I'm fundamentally a tool builder, and LLM coding agents work one million times better if you give them good tools, and I wrote a thing about this

https://john.regehr.org/writing/zero_dof_programming.html

zero_dof_programming

I do enjoy using these things in ways that don't plagiarize and don't inflict slop on people. for example, when debugging an LLVM pass, this kind of thing can actually work. like, this actually found a miscompilation bug just now, and may find more if I ask it to keep going. it's an absolutely fresh LLVM pass, there is no chance that the LLM was trained on anything it's seeing here (much less on bug fixes to it).

@regehr Part of it is looking into patterns of previous passes and looking into patterns of creating LLVM IR and then it is just matching it up that way.

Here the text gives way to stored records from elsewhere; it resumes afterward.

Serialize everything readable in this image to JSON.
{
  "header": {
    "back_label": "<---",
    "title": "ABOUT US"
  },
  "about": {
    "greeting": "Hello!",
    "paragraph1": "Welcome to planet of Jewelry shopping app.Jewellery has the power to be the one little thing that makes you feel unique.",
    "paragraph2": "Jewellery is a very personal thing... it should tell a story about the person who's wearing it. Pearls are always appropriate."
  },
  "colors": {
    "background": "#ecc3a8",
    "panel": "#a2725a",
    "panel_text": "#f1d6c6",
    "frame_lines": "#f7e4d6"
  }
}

So it is plagiarizing but in a more interesting way.

Plus running a secondary program to do the acceptance criteria. Alive2 is the anti-slop part here really.

I have done something similar with some passes before where I was able to match a known pattern inside the pass and then create a testcase out of that.

Basically what LLMs are doing in this case is limiting what kind of testcases to produce. It using pattern matching what the code could to limit its search. This is why it found something that Csmith could not in a reasonible time frame.

Now this might be one of the only uses of LLMs which can prove very useful BUT only because it is not about creating something which will ever be used outside of a test env. It might actually reduce the amount of energy used overall.

BUT it is NOT even close to any usecase that is being pushed by anyone.

Note in this use case the plagiarization is in my mind would be fair use. Basically testing all programs is fair use on the compiler.

@pinskia I think I agree with all this. still trying to figure it out.